Animal vacuno, mular o caballar:
Diez centésimos.
Cerdo o lanares : cinco centésimos.
Vehículo, cargado o vacío, ida y regreso en el día: sesenta centésimos.
Los peajes serían cobrados únicamente en uno u otro paso: no se pagaría nunca en un mismo sentido, en el arroyo Seco y en el Paso del Molino.
La anterior sociedad cobraba un “vintén” a los peatones o jinetes y dos “vintenes” a los vehículos. Por muchos años se utilizó por parte de gente a pie, de carros, diligencias, carruajes, jinetes y tropas aquel puente de cal y canto con tres arcos. Muchas veces quedó bajo las aguas en las grandes crecientes. Y en los períodos en que el arroyo no ofrecía dificultades para ser atravesado en cualquier punto, se vigilaba que nadie dejara de utilizar el servicio, para lo cual se cerraban los accesos con cadenas.Pero el antiguo puente iba a resultar destruido por un violento temporal, acompañado de una lluvia torrencial, que se desató en la noche del 27 y en la madrugada del 28 de marzo de 1895 y , finalmente , sustituido por el que actualmente existe, que al librarse al tránsito, se hizo eliminado el peaje.
EL PASO DEL MOLINO EN 1815
Vecino también del Miguelete fue el P. Dámaso Antonio Larrañaga. Su chacra- situada a la altura de la Avda. Luis A. Herrera (ex Larrañaga) Nº 4196 – fue para el apasionado naturalista, que mantenía correspondencia con el célebre Bonpland, un verdadero jardín botánico, donde entre los diversos árboles y plantas que se conservan, subsisten dos timbres – que la tradición afirma que el ilustre sacerdote plantó con sus propias manos, y cuyas ramas fueron entrelazándose en lo que puede considerarse un verdadero abrazo vegetal. A la muerte del P. Larrañaga, la quinta pasó a su hermana Josefa Larrañaga de Errazquin, de ésta a su hija Clara Errazquin de Jackson, de ésta, a su vez , a su hija Clara Jackson de Heber y finalmente a Elena Heber, esposa del Dr. Alejandro Gallinal, quien residió en la misma durante más de cuarenta años. En la actualidad , es propiedad del Centro de Almaceneros Minoristas , Baristas y Afines del Uruguay (CAMBADU).

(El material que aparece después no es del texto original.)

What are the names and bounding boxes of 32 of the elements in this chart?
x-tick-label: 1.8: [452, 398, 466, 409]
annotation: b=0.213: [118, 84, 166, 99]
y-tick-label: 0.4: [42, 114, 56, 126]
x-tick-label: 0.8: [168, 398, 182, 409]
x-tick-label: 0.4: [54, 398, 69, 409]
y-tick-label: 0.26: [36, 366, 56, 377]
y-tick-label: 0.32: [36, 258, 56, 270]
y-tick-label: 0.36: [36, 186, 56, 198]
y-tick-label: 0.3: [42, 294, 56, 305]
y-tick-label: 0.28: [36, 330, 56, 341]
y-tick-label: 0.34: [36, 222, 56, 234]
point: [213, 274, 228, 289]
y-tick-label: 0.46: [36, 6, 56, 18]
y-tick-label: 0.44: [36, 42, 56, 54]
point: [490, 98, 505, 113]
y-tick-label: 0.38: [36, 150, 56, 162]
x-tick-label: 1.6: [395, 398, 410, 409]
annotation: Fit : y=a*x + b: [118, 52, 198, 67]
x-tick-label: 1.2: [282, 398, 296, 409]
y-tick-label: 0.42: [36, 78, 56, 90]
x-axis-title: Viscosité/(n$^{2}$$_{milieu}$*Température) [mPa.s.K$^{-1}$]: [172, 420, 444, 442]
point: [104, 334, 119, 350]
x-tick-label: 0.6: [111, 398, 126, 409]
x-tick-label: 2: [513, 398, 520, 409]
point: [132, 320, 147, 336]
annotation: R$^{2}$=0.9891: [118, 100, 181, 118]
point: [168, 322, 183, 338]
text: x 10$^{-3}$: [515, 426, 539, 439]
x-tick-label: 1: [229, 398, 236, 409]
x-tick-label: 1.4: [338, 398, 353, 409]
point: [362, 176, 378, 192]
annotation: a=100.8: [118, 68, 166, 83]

En 1815 , el P. Larrañaga, acompañado de Miguel Pisan, Antolín Reyna, fray José Lamas y escoltados de ocho hombres con un sargento, había partido el 31 de mayo de aquel año con destino al Cuartel General de Artigas, en Paysandú, comisionado por el Cabildo de la ciudad ante el Jefe Oriental. En el “Diario de viaje desde Montevideo a Paysandú” que redactara algún tiempo después, el P. Larrañaga nos ha dejado una descripción de la situación en que se hallaba , por entonces , el llamado “Paso del Molino” sobre el Miguelete. Dice el citado documento:
“A las tres menos diez salimos y pasamos por el Paso del Molino, que llevaba tan poco agua que apenas llegaba a las rodillas de las mulas. El paso es bueno, pero tiene mala bajada que podría remediarse con cien pesos muy fácilmente. Este arroyo se pone muy frecuentemente a nado y se ha proyectado un puente en el Paso de las Duranas, que en el día está abandonado por el mucho lodo y otros inconvenientes originándose una quinta que han puesto en el mismo paso. El puente debe construirse sobre el paso chico, pues en partes se estrecha y tiene buenos cimientos y aún materiales para su construcción en la misma pizarra que está del otro lado y a mi juicio con dos mil pesos habrá bastante. Es esta obra de suma importancia, pues muchas de las huertas que abastecen a la ciudad están del otro lado y con este motivo no hay año que no haya desgracias, o que a lo menos la plaza no carezca de buen surtido”
(Fuente Libro LOS BARRIOS DE MONTEVIDEO – Paso Molino , El Prado y sus alrededores- autores Aníbal Barrios Píntos / Washington Reyes Abadie.)